У него не мелькнула мысль, почему летчик вовремя не прыгнул с парашютом? Он знал: раз летчик не прыгнул, значит, сделать этого было нельзя — летчик мог быть ранен, или его машину расстреляли так низко, что парашют был бесполезен, и летчик тянул к своим и немного не дотянул, да и колпак на кабине могло заклинить, и летчик не смог его открыть — да мало ли что могло быть, и что было в войну с летчиками, как и с танкистами, и с пехотинцами, и с саперами, и со всеми, кто был на войне?
Брюки на левом колене промокли. Он захватил это место брюк обеими руками и, скручивая, отжал воду.
На дороге, разрядив и поставив шмайсер на предохранитель, он снова повесил его на плечо и пошел к деревне.
У околицы, возле длинной колоды, куда артиллеристы наливали из колодца воду, чтобы напоить лошадей, стояли сержант и двое солдат в фуражках с красными околышами и синим верхом, вооруженные винтовками образца 1891 года. Эти винтовки были в ходу еще в русско-японскую войну. В них вмещалось пять патронов, а длинный штык делал их неудобными в отчаянной сутолоке окопного боя или короткой стычке на этажах разрушенного здания — автоматная очередь в три пули доставала там вернее и дальше любого штыка. Эти ископаемые винтовки старые солдаты называли дудорагами и на переднем крае старались избавиться от них и раздобыть автомат, свой или хотя бы трофейный. В армии автоматов не хватало, и дудораг было много и на фронте, а тыловые части были вооружены только ими.
По фуражке и дудорагам он догадался, с кем имеет дело, но сержант его заметил, и он пошел, не сворачивая, к колодцу.

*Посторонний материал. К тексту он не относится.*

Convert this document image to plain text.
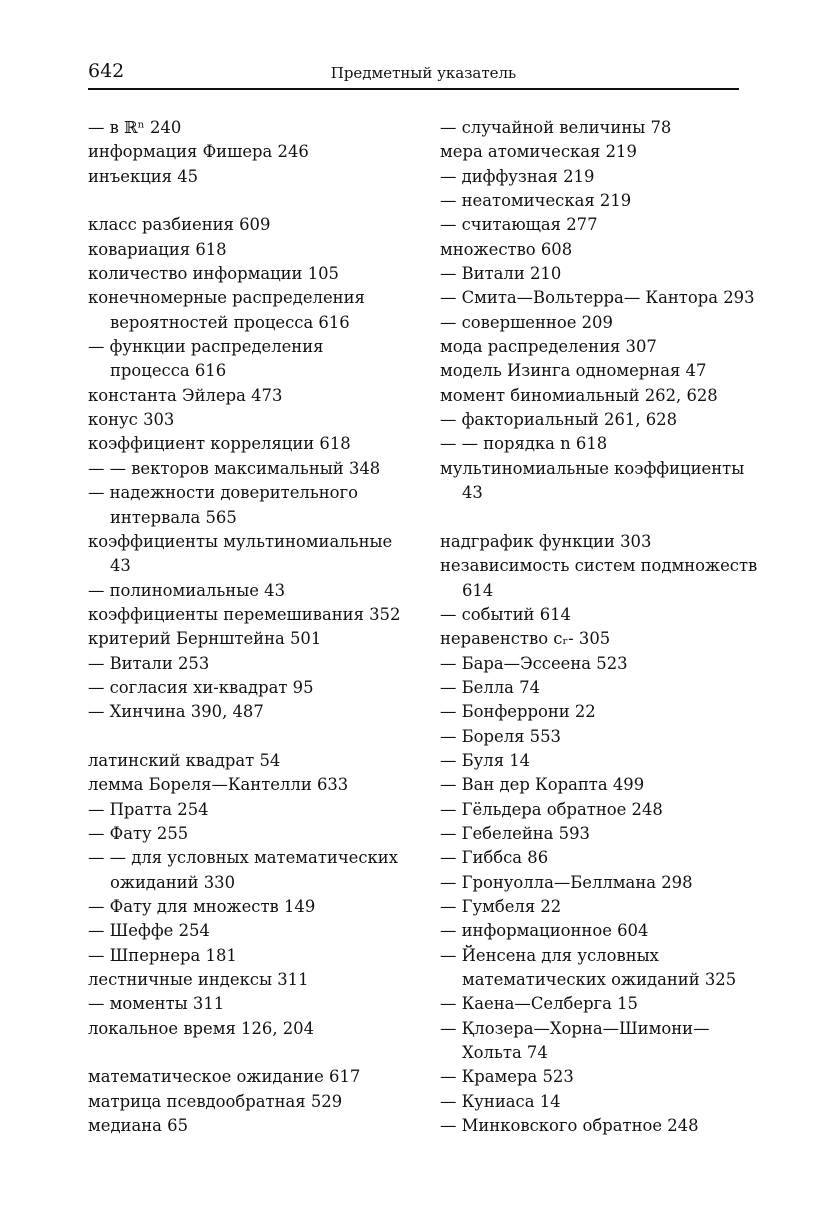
642	Предметный указатель
— в ℝⁿ 240
информация Фишера 246
инъекция 45
класс разбиения 609
ковариация 618
количество информации 105
конечномерные распределения
вероятностей процесса 616
— функции распределения
процесса 616
константа Эйлера 473
конус 303
коэффициент корреляции 618
— — векторов максимальный 348
— надежности доверительного
интервала 565
коэффициенты мультиномиальные
43
— полиномиальные 43
коэффициенты перемешивания 352
критерий Бернштейна 501
— Витали 253
— согласия хи-квадрат 95
— Хинчина 390, 487
латинский квадрат 54
лемма Бореля—Кантелли 633
— Пратта 254
— Фату 255
— — для условных математических
ожиданий 330
— Фату для множеств 149
— Шеффе 254
— Шпернера 181
лестничные индексы 311
— моменты 311
локальное время 126, 204
математическое ожидание 617
матрица псевдообратная 529
медиана 65
— случайной величины 78
мера атомическая 219
— диффузная 219
— неатомическая 219
— считающая 277
множество 608
— Витали 210
— Смита—Вольтерра— Кантора 293
— совершенное 209
мода распределения 307
модель Изинга одномерная 47
момент биномиальный 262, 628
— факториальный 261, 628
— — порядка n 618
мультиномиальные коэффициенты
43
надграфик функции 303
независимость систем подмножеств
614
— событий 614
неравенство cᵣ- 305
— Бара—Эссеена 523
— Белла 74
— Бонферрони 22
— Бореля 553
— Буля 14
— Ван дер Корапта 499
— Гёльдера обратное 248
— Гебелейна 593
— Гиббса 86
— Гронуолла—Беллмана 298
— Гумбеля 22
— информационное 604
— Йенсена для условных
математических ожиданий 325
— Каена—Селберга 15
— Қлозера—Хорна—Шимони—
Хольта 74
— Крамера 523
— Куниаса 14
— Минковского обратное 248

Сержант и солдаты, делая вид, что не торопятся, подошли, когда он пил. Он держал ведро на весу, отчего шмайсер у него съехал на локоть и покачивался кружась.
— Как водичка? — спросил сержант.
Он отнял ведро от губ и, отдышавшись, ответил:
— Зубы ломит. Будешь пить?
— Нет.
Они не понравились друг другу, это было понятно сразу. Сержант щупал его кабаньими глазками, а он старался особенно не усмехаться.
— Далеко идешь? — как бы между прочим, спросил сержант.
Он знал таких сержантов. Коротконогие, с длинным туловищем и длинными руками, они хорошо приживались в запасных полках, в учебных лагерях, на пересылках — всюду, только бы подальше от действующей армии, и за пятнышко ржавчины на дудораге выматывали тем больше душу, чем ближе было начальство. Выслуживаясь, они были особенно свирепы с новобранцами, которые по глупости пытались им что-то объяснить или доказать. Но он-то не был новобранцем.
— Далеко.
— А все-таки?
— Военная тайна.
Ездовой перехватил у него ведро, опустил в колодец и стал придерживать руками раскручивающийся ворот. Ведро гулко ударилось дном об воду, ездовой дернул веревку вбок, ведро, булькнув, наполнилось, и ездовой завертел ручку. Ворот скрипел, как шестиствольный миномет во время залпа.
— Так. — Сержант кивнул, и черный узкоглазый солдат зашел ему за спину, а другой, совсем мальчишка, моложе Женьки, наверно, стал сбоку и не сводил глаз с его руки, которая держалась за ремень шмайсера.
— Бдительность? — спросил сержант, обдумывая, что с ним делать.
Нет, он не был новобранцем…
— Ага. Куда идти?
Ездовой хохотал, расплескивая воду себе на сапоги. Угомонившись, ездовой крикнул, когда они уже пошли.
— С документами железно? А то они тебе не простят эту самую бдительность!
— Железно! — крикнул он в ответ, обернувшись, и подмигнул.
Его отвели почти через всю деревню к дому с полуподвалом. У крыльца сержант постучал сапогами, стряхивая пыль, и пошел вперед, а мальчишка-солдат завернул за угол в сад.
В большой и чистой, прохладной от свежевымытых полов комнате под богом сидел командир заградотряда — лысый капитан со шрамом на лице. Шрам шел через левую сторону лба, рассекая бровь у внешнего ее края, оттягивая веко, отчего глаз косил. Шрам опускался по щеке до подбородка. Шрам был свежий, розовый, по сторонам его еще четко виднелись точки от скобок.
Над головой капитана чуть покачивалась от сквозняка лампада на медной цепочке. Желтый, величиной с тыквенное семечко огонек мигал. От лампады пахло хвоей и сладким. По обе стороны бога на стенах висели, как его распахнутые крылья, штук двадцать икон и иконок. Одни иконы были за стеклами в глубоких, как ящики для патронов, рамах, другие были плоскими. Над некоторыми иконами висели льняные вышитые полотенца. Справа от капитана, на столе, у торца стоял полуведерный самовар и тонко пел. Над его фигурным краном дугой были начеканены медали и надписи.